Theoretical Significance

  • Disconnection rather than elimination: RLHF isolates value-laden structures instead of deleting them; the model still 'knows' relevant information, and the structure can be reactivated
  • Generalizability: This mechanism may apply to other value domains such as harmful content and biases
  • Vulnerability: Aligned model behavior may be more fragile than output suggests, easily bypassed by jailbreak attacks or prompt engineering

Methodological Contributions

  • Causal representation analysis: Compare models before and after RLHF, decompose features, and use causal interventions to verify causal relationships
  • New dimension for alignment evaluation: Evaluate not only output neutrality but also changes in internal representations and robustness
6

Section 06

Practical Implications: Recommendations for Model Developers, Policymakers, and Users

For Developers

  • RLHF is a starting point, not an end; explore deep alignment methods that directly intervene in internal representations
  • Strengthen robustness testing to verify alignment effects

For Policymakers

  • Current safety assessments may underestimate potential risks; require proof of deep alignment rather than just functional compliance
  • Improve transparency of model internal structures

For Users

  • Be alert to potential biases behind the model's surface neutrality
  • Understand the fragility of alignment mechanisms and use AI responsibly
7

Section 07

Limitations and Future Research: Constraints of Single Model and Domain, and Directions for Subsequent Exploration

Current Limitations

  • Single model: Only Llama 3.1 8B is used; behavior of other models is unknown
  • Single domain: Only partisan politics is studied; other value domains are not covered
  • Static analysis: Dynamic effects of continuous learning are not considered

Future Directions

  • Cross-model validation of research findings
  • Multi-domain analysis of RLHF's behavior in areas like harmful content and biases
  • Study the formation of alignment mechanisms during training
  • Explore new training methods for deep alignment
8

Section 08

Conclusion: Warning from RLHF's 'Neutral Mask'—Need to Go Beyond Surface Alignment to Explore Deep Structural Changes

Core conclusion of the study: RLHF generates surface neutrality rather than deep alignment, achieving functional compliance by disconnecting rather than eliminating partisan structures, but the underlying geometric structure remains intact and can be reactivated.

This reminds us: Behavioral change does not equal representational change, functional compliance does not equal value internalization.

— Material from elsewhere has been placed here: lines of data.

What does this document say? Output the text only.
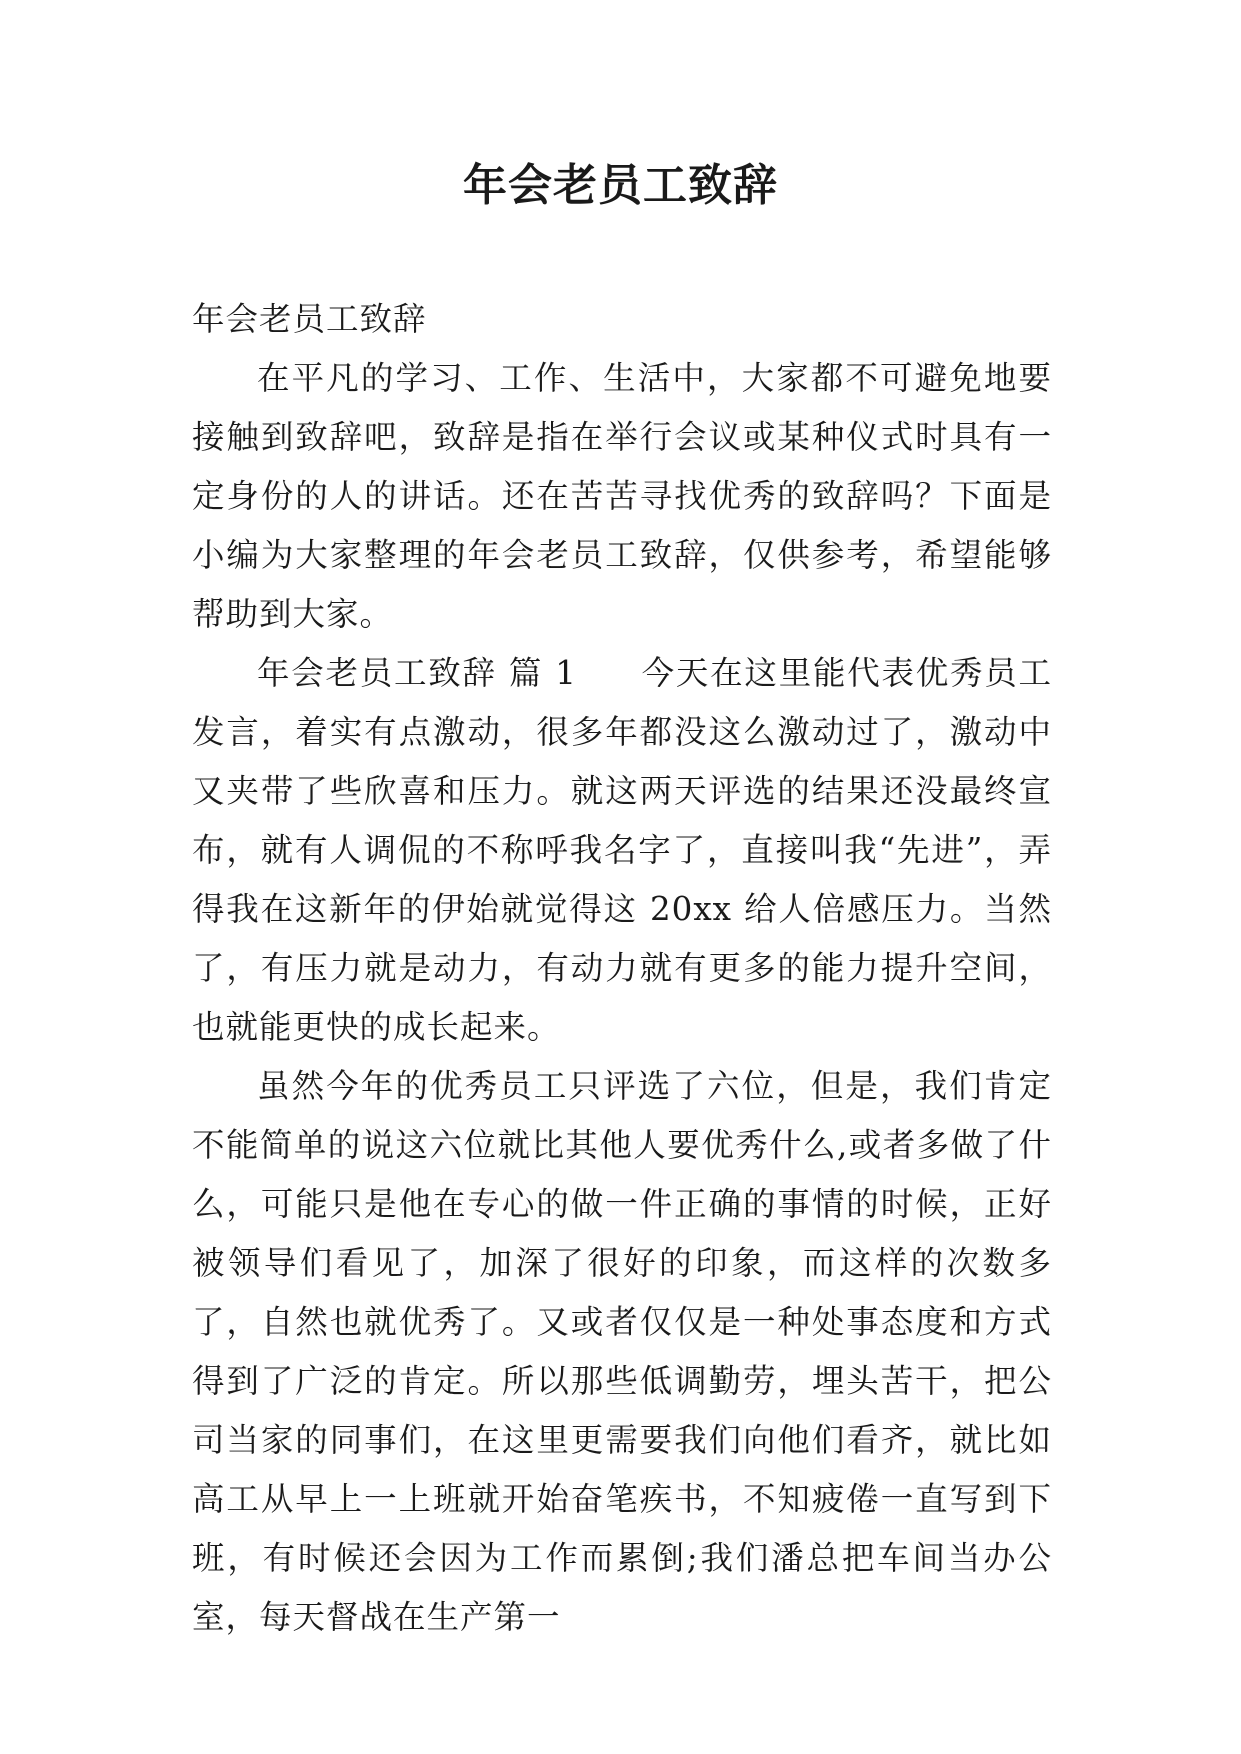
年会老员工致辞

年会老员工致辞

在平凡的学习、工作、生活中，大家都不可避免地要接触到致辞吧，致辞是指在举行会议或某种仪式时具有一定身份的人的讲话。还在苦苦寻找优秀的致辞吗？下面是小编为大家整理的年会老员工致辞，仅供参考，希望能够帮助到大家。

年会老员工致辞 篇 1 今天在这里能代表优秀员工发言，着实有点激动，很多年都没这么激动过了，激动中又夹带了些欣喜和压力。就这两天评选的结果还没最终宣布，就有人调侃的不称呼我名字了，直接叫我“先进”，弄得我在这新年的伊始就觉得这 20xx 给人倍感压力。当然了，有压力就是动力，有动力就有更多的能力提升空间，也就能更快的成长起来。

虽然今年的优秀员工只评选了六位，但是，我们肯定不能简单的说这六位就比其他人要优秀什么,或者多做了什么，可能只是他在专心的做一件正确的事情的时候，正好被领导们看见了，加深了很好的印象，而这样的次数多了，自然也就优秀了。又或者仅仅是一种处事态度和方式得到了广泛的肯定。所以那些低调勤劳，埋头苦干，把公司当家的同事们，在这里更需要我们向他们看齐，就比如高工从早上一上班就开始奋笔疾书，不知疲倦一直写到下班，有时候还会因为工作而累倒;我们潘总把车间当办公室，每天督战在生产第一
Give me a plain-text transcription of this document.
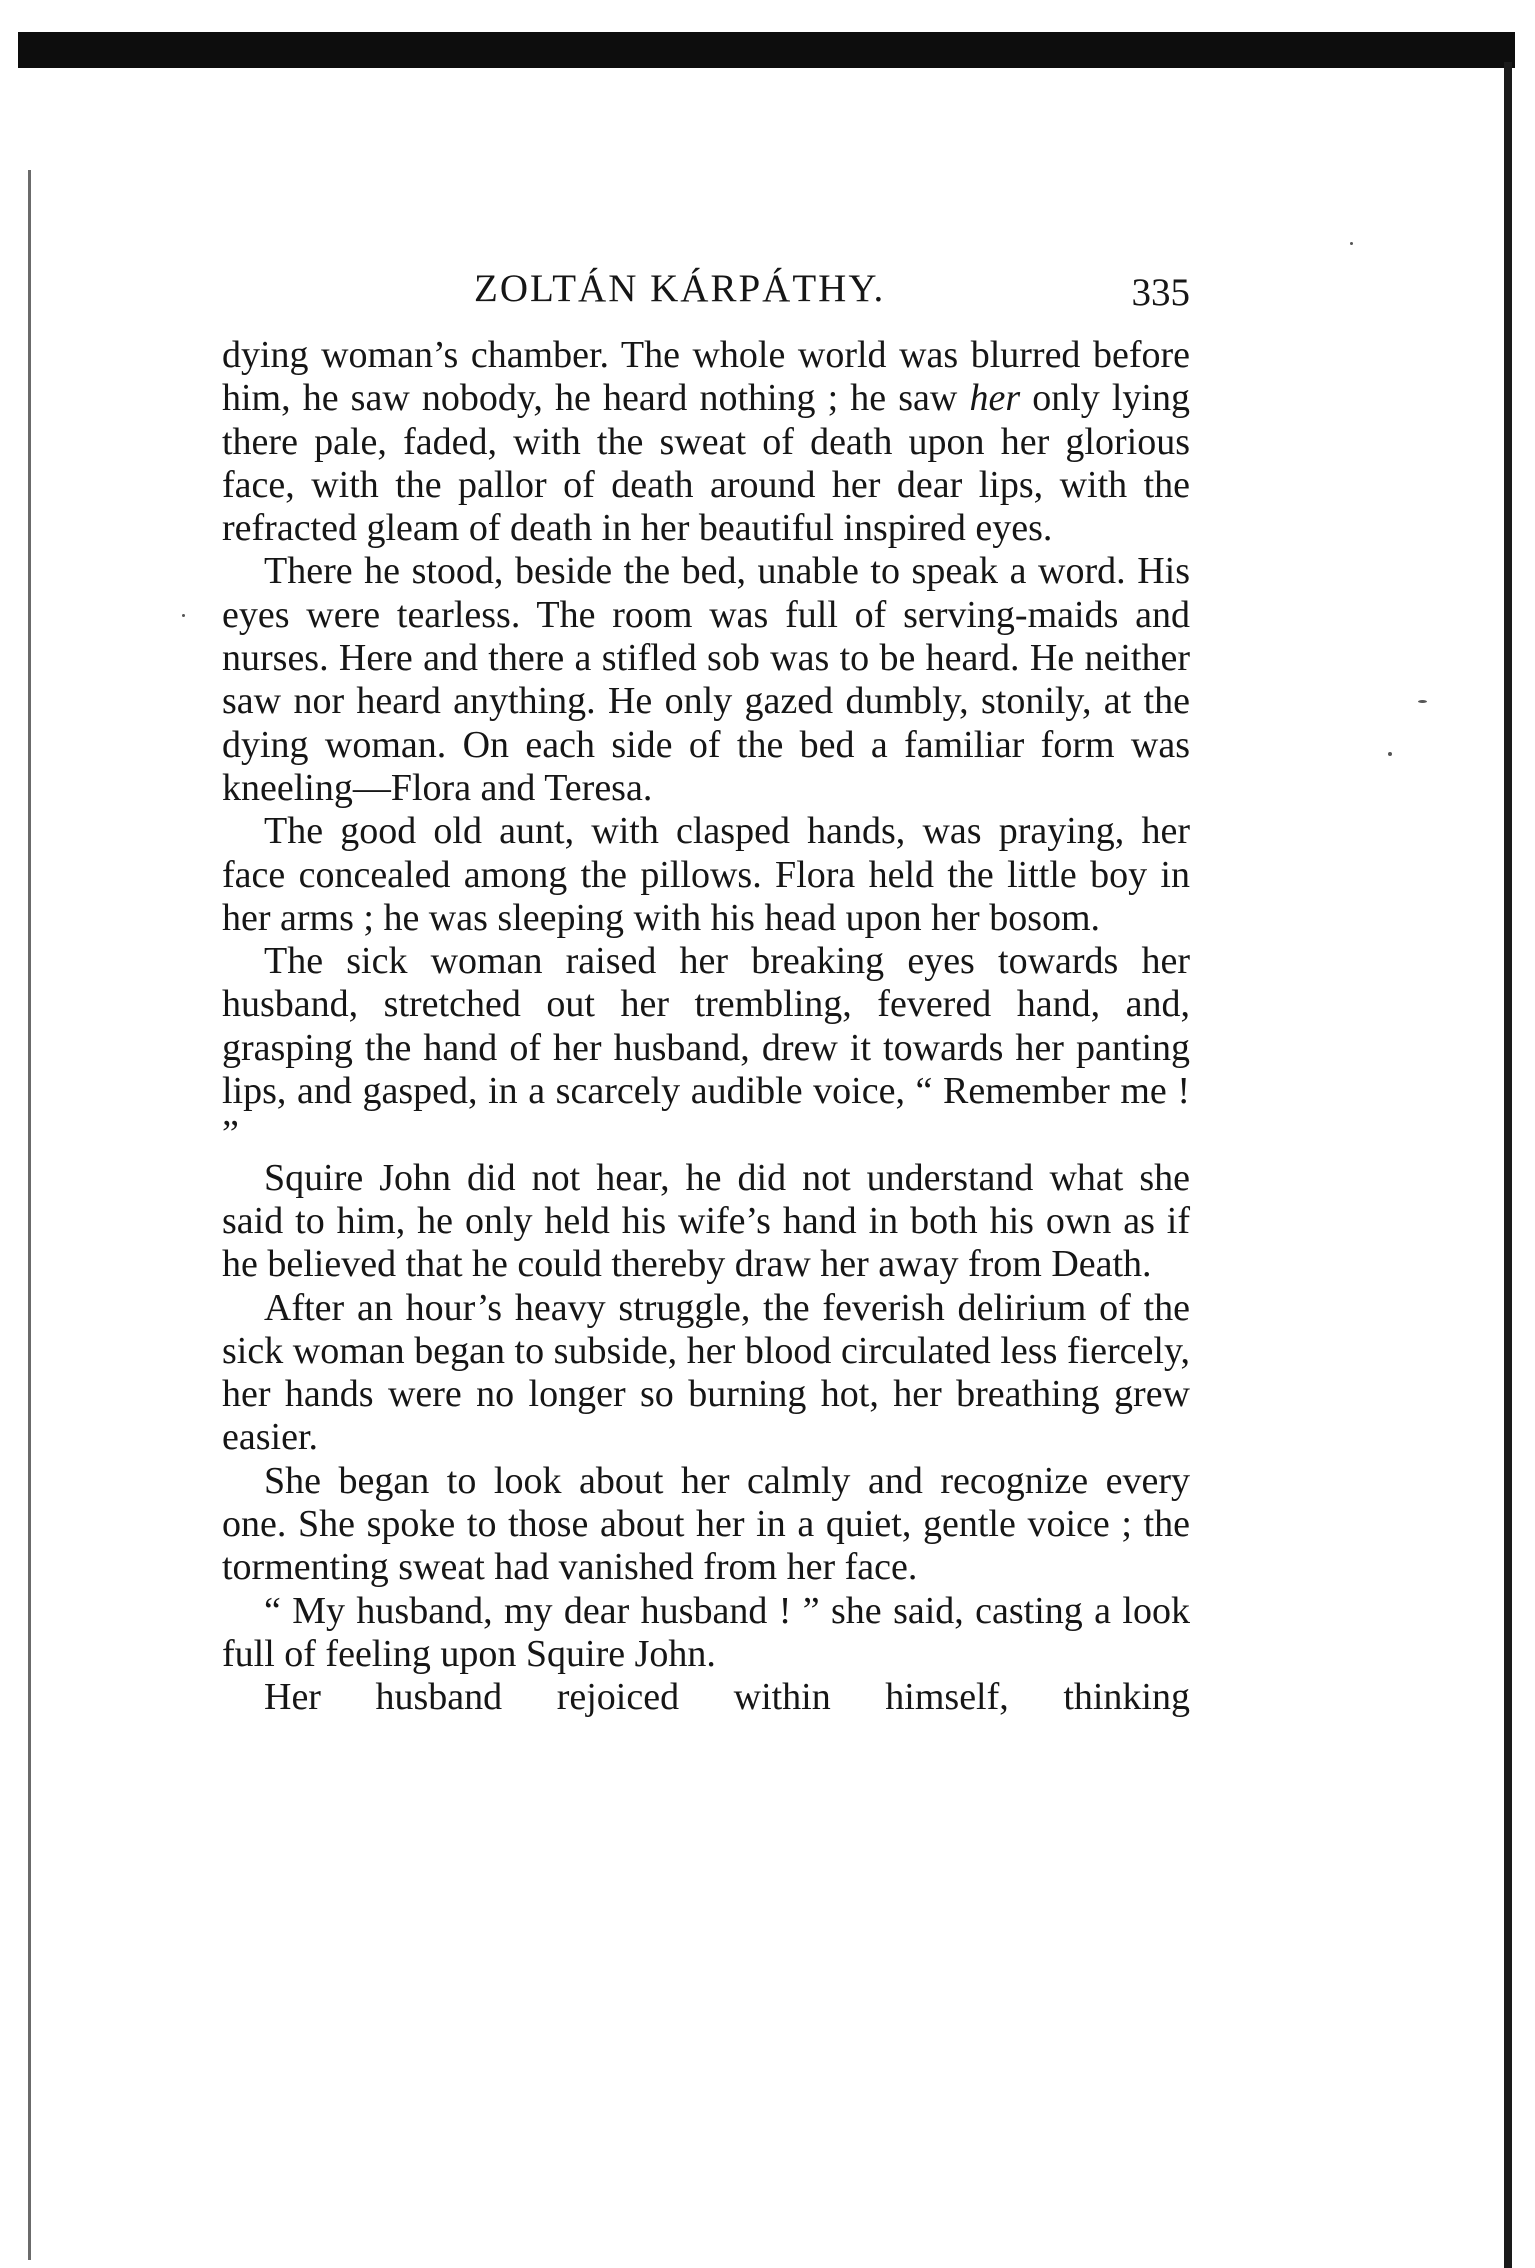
ZOLTÁN KÁRPÁTHY.	335

dying woman’s chamber. The whole world was blurred before him, he saw nobody, he heard nothing ; he saw her only lying there pale, faded, with the sweat of death upon her glorious face, with the pallor of death around her dear lips, with the refracted gleam of death in her beautiful inspired eyes.

There he stood, beside the bed, unable to speak a word. His eyes were tearless. The room was full of serving-maids and nurses. Here and there a stifled sob was to be heard. He neither saw nor heard anything. He only gazed dumbly, stonily, at the dying woman. On each side of the bed a familiar form was kneeling—Flora and Teresa.

The good old aunt, with clasped hands, was praying, her face concealed among the pillows. Flora held the little boy in her arms ; he was sleeping with his head upon her bosom.

The sick woman raised her breaking eyes towards her husband, stretched out her trembling, fevered hand, and, grasping the hand of her husband, drew it towards her panting lips, and gasped, in a scarcely audible voice, “ Remember me ! ”

Squire John did not hear, he did not understand what she said to him, he only held his wife’s hand in both his own as if he believed that he could thereby draw her away from Death.

After an hour’s heavy struggle, the feverish delirium of the sick woman began to subside, her blood circulated less fiercely, her hands were no longer so burning hot, her breathing grew easier.

She began to look about her calmly and recognize every one. She spoke to those about her in a quiet, gentle voice ; the tormenting sweat had vanished from her face.

“ My husband, my dear husband ! ” she said, casting a look full of feeling upon Squire John.

Her husband rejoiced within himself, thinking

To build truly safe and trustworthy AI systems, we need to go beyond RLHF and explore training techniques that can change the internal structure of models. If RLHF uses the 'disconnection' mechanism for all value domains, confidence in AI safety needs to be recalibrated—model outputs may seem safe, but internally they may still 'know' how to be unsafe, just covered by a thin mask.